How to Serve & Store
- Serve warm or at room temperature with a cup of tea or coffee.
- Store in an airtight container at room temp for 2 days or in the fridge for up to 5.
- Freeze for up to 3 months—just thaw overnight and warm up slightly before serving.
FAQs
Yes! Just thaw and pat them dry before adding to the batter to avoid extra moisture.
You can, but the streusel really takes them to the next level. If skipping, you might want to sprinkle with a little sugar for a golden top.
Because of the cream cheese center, it’s best to refrigerate after a day if you’re not eating them right away.
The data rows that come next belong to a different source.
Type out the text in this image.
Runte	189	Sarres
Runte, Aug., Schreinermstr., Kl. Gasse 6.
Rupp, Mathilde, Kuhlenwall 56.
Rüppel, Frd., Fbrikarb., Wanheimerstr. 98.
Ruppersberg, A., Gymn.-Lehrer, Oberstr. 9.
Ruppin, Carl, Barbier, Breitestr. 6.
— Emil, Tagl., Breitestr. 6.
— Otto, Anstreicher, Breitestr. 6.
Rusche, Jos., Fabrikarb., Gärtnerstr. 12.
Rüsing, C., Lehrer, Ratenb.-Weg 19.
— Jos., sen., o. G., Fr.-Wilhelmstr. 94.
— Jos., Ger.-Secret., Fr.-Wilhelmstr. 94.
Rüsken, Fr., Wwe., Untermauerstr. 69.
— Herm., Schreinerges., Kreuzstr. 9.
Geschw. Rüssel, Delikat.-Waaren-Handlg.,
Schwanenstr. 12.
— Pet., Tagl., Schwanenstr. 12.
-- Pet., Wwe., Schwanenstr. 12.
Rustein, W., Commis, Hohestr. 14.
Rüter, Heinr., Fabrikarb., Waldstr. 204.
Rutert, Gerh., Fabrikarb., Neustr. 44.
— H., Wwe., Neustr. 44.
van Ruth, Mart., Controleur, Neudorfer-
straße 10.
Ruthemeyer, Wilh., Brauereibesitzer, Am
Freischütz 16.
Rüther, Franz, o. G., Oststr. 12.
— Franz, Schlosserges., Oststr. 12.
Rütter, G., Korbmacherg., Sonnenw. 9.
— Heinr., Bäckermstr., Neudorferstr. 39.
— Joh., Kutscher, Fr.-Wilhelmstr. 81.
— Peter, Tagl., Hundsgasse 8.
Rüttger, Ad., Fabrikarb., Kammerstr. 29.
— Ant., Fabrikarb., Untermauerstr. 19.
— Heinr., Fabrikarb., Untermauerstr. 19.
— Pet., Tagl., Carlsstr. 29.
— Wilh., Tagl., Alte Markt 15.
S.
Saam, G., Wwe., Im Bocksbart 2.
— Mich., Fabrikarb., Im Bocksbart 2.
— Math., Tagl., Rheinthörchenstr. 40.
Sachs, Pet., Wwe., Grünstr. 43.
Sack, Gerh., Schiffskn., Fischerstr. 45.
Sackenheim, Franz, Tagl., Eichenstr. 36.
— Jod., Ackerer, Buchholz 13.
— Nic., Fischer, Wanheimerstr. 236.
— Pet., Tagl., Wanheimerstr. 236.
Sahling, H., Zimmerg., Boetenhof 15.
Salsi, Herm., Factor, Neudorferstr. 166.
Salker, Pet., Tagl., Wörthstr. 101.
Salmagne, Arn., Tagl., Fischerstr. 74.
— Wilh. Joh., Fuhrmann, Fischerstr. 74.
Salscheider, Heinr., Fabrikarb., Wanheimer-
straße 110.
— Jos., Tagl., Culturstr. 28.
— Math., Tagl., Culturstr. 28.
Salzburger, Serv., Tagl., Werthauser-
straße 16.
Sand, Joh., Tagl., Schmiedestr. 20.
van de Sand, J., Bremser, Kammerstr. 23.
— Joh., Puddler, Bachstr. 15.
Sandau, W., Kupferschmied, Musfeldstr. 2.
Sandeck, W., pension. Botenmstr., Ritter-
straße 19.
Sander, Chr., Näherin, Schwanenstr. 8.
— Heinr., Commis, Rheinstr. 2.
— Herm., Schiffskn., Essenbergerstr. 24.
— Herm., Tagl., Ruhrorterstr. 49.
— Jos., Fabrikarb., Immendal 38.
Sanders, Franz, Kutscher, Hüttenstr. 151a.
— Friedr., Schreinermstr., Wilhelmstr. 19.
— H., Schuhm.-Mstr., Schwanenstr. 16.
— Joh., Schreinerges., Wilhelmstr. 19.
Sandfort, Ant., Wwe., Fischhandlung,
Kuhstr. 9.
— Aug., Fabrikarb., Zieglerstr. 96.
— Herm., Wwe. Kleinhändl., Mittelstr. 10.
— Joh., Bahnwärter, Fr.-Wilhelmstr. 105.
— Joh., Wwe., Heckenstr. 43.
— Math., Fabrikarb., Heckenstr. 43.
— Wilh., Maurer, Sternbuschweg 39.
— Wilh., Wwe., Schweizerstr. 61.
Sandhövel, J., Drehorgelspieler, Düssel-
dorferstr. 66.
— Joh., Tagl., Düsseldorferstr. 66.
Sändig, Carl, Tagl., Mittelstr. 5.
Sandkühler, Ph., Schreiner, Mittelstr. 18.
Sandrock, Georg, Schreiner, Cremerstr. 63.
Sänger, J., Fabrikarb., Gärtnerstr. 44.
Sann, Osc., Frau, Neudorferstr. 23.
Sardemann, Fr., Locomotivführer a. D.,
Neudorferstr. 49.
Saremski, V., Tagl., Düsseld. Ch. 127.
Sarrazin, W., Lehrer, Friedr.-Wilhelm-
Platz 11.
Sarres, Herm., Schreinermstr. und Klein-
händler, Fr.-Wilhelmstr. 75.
Strawberry Cream Cheese Muffins
Equipment
- Muffin tin
- Paper liners or cooking spray
- 3 Mixing bowls
- Measuring cups and spoons
- Whisk and rubber spatula
- Hand mixer or stand mixer
- Small saucepan (for melting butter)
- Spoon for filling muffin cups
- Toothpick (for doneness testing)
Ingredients
For the Streusel Topping:
- ⅔ cup oats
- ⅓ cup brown sugar
- ¼ teaspoon salt
- ¼ cup unsalted butter melted
For the Muffins:
- 1 cup all-purpose flour
- ¼ teaspoon salt
- 1 teaspoon baking powder
- ¼ cup vegetable oil
- ½ cup cane sugar
- 1 large egg
- ½ teaspoon vanilla extract
- ½ cup Greek yogurt
- 1 cup fresh strawberries diced
For the Cream Cheese Filling:
- 5 oz cream cheese at room temperature
- 3 tablespoons maple syrup
- 1 teaspoon vanilla extract
- 1 teaspoon cornstarch
Instructions
- In a medium bowl, mix oats, brown sugar, and salt. Pour in melted butter and stir until crumbly. Set aside.
- In another bowl, beat the cream cheese until smooth. Add maple syrup, vanilla extract, and cornstarch. Mix until creamy. Set aside.
- Preheat the oven to 375°F (190°C). Line a 12-cup muffin tin with paper liners or grease each cup.
- In a large mixing bowl, whisk together flour, salt, and baking powder.
- In a separate bowl, whisk vegetable oil, cane sugar, egg, and vanilla extract until smooth. Add Greek yogurt and stir until combined.
- Fold the wet mixture into the dry ingredients just until combined—do not overmix. Gently fold in the diced strawberries.
- Fill each muffin cup halfway with batter. Add 1 teaspoon of cream cheese filling to the center of each. Top with a small spoonful of muffin batter to cover the filling. Sprinkle generously with the streusel topping.
- Bake for 18–22 minutes or until a toothpick inserted (avoiding the cream cheese center) comes out clean.
- Let muffins cool in the pan for 5 minutes before transferring to a wire rack.
Notes
- Use room temperature cream cheese so the filling blends smoothly and evenly.
- Avoid overmixing the batter after adding the flour to keep your muffins soft and fluffy.
- Fresh strawberries work best, but if using frozen, thaw and pat dry to avoid excess moisture.
- Store in the fridge after the first day to keep the cream cheese filling safe and fresh.